Между тем в основе демократической концепции «реформы», как она сформировалась в политической борьбе с партийно-государственной бюрократией в 1989–1991 гг., лежала идея управляемой трансформации экономической системы. То есть предполагалось, что все лучшее, все основные социально-экономические достижения старой системы с некой коррекцией конвертируются в системе новой, а издержки трансформации компенсируются выгодами, приносимыми рационализацией и модернизацией хозяйственного механизма. Наиболее ярким представителем такого подхода можно назвать Григория Явлинского.

Профессор Колумбийского университета Ричард Эриксон полагает, что процессы, происходившие в 1990-е годы в России, вообще некорректно описывать в категориях буржуазно-либеральной трансформации. Согласно его наблюдениям, особенности российской экономики скорее вызывают ряд поразительных параллелей со средневековой феодальной Европой. Так, значительная часть промышленных, сельскохозяйственных, коммерческих и финансовых структур легитимизирована не столько формальными нормами, сколько личными связями и привычками, восходящими к советским временам.

Новую форму легитимации институтов власти – выборы – он уподобляет «благословению церкви в Средние века». Хотя рыночные отношения играют в современной России более важную роль, чем в средневековой Европе, по мнению Эриксона, институт рынка доминирует лишь в отношениях с явными аутсайдерами, т. е. иностранными фирмами, а также в сферах, которые находятся за рамками интересов главных институтов, сохранившихся с советских времен.

При этом рынки регулируются местными властями и нередко монопольное положение на них захватывают неформальные, юридически не узаконенные организации. Институты собственности и права отягощены конфликтными притязаниями многочисленных заинтересованных сторон, сохраняющимся влиянием советских традиций. Потому их защита, определенная легальными юридическими процедурами, оказывается весьма проблематичной.

Как и в средневековой Европе, значение инвестиций сводится к воспроизведению status quo, что снижает общий уровень деловой активности (к этому можно было бы добавить, что значительная часть населения России перешла на почти натуральный тип хозяйства). Отдельные крупные компании и регионы, проводящие либеральную политику, уподобляются им «средневековым городам», осуществляющим посредничество во взаимоотношениях с остальным миром. Несмотря на свою рыночную активность, эти анклавы должны приспосабливаться к экономической и политической системе государства, обрастая личными связями со «знатью» и «дворянством».
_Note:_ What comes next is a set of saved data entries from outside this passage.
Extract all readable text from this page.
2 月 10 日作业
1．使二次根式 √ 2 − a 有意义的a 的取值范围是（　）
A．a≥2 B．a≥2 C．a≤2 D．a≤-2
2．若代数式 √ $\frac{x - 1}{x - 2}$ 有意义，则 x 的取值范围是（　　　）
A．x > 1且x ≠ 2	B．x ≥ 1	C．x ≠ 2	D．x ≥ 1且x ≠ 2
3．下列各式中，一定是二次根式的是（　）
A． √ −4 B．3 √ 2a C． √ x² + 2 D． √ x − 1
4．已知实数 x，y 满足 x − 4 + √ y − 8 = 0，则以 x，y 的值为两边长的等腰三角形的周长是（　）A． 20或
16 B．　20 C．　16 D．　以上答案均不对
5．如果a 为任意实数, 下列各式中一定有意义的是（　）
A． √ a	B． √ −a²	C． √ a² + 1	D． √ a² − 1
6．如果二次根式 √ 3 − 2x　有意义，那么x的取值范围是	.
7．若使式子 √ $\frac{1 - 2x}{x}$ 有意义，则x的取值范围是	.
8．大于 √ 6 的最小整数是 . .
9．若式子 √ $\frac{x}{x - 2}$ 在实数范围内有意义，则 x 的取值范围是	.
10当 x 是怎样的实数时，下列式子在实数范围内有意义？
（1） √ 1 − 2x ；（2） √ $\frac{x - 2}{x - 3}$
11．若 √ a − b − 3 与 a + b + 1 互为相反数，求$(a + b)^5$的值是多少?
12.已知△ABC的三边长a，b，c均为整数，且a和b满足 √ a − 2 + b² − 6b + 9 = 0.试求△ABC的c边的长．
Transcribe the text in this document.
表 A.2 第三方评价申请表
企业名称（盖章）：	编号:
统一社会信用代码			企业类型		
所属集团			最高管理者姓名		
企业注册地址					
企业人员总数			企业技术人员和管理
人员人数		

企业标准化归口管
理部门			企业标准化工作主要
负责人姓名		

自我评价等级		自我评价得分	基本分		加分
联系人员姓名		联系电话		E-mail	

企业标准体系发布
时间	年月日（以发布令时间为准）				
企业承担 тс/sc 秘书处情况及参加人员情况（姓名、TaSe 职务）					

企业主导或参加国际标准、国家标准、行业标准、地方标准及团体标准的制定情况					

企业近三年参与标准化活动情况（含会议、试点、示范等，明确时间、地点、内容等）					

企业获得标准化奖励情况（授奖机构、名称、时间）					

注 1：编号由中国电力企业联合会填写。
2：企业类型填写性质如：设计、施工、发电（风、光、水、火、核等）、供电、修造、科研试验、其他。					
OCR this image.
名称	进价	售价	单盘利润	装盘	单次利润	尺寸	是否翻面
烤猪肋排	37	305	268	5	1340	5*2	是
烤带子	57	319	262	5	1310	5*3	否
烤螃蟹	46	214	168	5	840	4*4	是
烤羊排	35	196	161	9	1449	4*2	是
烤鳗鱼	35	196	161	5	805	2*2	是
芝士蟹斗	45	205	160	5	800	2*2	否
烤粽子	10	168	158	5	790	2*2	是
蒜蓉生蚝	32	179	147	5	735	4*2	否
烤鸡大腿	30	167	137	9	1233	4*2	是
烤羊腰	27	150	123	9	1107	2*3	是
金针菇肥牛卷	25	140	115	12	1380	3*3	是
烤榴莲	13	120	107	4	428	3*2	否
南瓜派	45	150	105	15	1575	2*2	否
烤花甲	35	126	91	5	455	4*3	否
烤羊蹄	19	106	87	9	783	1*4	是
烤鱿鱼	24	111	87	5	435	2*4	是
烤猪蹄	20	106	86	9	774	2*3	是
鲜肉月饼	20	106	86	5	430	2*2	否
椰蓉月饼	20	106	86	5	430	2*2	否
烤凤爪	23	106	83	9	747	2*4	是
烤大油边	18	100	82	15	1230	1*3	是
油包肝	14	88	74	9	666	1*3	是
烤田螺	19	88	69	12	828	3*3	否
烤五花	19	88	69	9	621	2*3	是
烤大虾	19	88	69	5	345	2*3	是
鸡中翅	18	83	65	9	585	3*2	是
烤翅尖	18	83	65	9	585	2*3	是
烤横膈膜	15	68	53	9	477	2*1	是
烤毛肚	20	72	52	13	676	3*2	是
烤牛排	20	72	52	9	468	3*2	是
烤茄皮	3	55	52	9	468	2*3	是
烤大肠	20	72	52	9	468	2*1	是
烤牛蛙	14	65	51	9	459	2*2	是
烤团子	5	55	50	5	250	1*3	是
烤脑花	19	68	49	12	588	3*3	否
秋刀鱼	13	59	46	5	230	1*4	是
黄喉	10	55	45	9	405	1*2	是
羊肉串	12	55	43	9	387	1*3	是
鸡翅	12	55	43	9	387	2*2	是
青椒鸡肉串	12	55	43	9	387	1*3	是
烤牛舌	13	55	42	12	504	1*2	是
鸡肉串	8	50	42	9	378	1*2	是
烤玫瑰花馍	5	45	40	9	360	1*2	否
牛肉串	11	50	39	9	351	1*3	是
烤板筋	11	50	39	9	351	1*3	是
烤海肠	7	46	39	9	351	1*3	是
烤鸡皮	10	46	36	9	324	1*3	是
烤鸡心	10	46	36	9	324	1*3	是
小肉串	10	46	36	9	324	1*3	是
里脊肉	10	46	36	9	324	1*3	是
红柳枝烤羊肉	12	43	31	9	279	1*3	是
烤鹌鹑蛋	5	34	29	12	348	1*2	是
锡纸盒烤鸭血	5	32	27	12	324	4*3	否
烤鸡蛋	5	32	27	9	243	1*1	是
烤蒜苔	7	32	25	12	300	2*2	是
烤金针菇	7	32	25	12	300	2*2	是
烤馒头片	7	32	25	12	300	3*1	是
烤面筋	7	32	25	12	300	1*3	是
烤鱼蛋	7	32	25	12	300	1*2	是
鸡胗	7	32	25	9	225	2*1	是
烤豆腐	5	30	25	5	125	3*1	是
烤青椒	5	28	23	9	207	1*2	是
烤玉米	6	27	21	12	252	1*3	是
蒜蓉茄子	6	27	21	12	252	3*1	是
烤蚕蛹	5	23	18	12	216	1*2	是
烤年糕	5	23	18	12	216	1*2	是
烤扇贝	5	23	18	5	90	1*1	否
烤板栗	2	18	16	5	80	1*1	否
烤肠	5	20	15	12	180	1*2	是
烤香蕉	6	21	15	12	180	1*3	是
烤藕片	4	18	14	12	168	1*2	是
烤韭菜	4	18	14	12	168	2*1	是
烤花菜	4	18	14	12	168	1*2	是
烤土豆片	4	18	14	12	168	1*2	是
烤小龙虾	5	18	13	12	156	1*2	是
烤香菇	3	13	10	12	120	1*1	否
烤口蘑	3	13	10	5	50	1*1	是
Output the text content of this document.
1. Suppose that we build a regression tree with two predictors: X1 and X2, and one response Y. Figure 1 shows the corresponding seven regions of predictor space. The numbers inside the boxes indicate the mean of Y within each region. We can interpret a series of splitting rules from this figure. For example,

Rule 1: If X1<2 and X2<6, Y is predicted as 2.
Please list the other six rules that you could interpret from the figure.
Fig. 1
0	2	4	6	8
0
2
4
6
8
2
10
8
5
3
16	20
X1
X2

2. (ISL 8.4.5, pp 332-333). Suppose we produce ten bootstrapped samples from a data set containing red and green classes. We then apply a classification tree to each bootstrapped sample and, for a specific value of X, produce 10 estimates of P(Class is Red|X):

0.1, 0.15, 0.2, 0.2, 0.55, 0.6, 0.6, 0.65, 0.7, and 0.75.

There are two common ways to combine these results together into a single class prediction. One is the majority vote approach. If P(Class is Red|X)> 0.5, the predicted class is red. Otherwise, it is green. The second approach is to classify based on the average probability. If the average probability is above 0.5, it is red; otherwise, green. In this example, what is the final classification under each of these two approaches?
С учетом всех этих обстоятельств, диагноз профессора Эриксона гласит: хотя командная экономика в России разрушена, структура и способы функционирования нынешней российской экономики несовместимы с рынком [80] .

Известный ученый и публицист С. Г. Кара-Мурза считает, что политика экономических реформ в России являлась результатом целенаправленных усилий США найти на постсоветском пространстве новые рынки сбыта и источники дешевого сырья [81] .

80

Ericson Richard E. Does Russia Have a «Market Economy»? // «East European Politics and Society». 2001. Vol. 15. – № 2.

81

См.: Белая книга. Экономические реформы в России 1991–2001 (Автор-составитель С. Г. Кара-Мурза, научное руководство: С. Ю. Глазьев, С. Л. Батчинов). – М.: Алгоритм, 2002.

«Теория заговора» – последняя отдушина для тех, кто полагает, что советская экономика была если и не идеальна, то, по крайней мере, жизнеспособна.

В отличие, например, от экономики США, которая, с каждым годом, все глубже увязала в трясине долгового кризиса – внешнего и внутреннего. По оценке авторитетных международных экспертов, уже в 1988 году американское государство, его предприятия и потребители накопили глобальный долг, равный $11,5 триллионам. Его невозможно даже теоретически покрыть, основываясь только на производстве конкретных товаров. Конечно, ВВП у США велик и составляет примерно пятую часть мирового. Только структура у него весьма своеобразная. Лишь около 18 % ВВП США приходится на промышленное производство и сельское хозяйство, основная же часть – это так называемые услуги. Все благополучие США основывается на непомерно раздутой военной мощи, которая позволяет контролировать рынки сбыта американской продукции и источники энергоносителей. По сути, американские банкиры схватили весь мир за горло, ласково или угрожающе, приговаривая: «Нужны вам доллары или нет?» До последнего времени не только страны-сателлиты США, но и даже самые ярые антиамериканисты решали, что доллары им нужны, потому что без резервной валюты мировая торговля невозможна.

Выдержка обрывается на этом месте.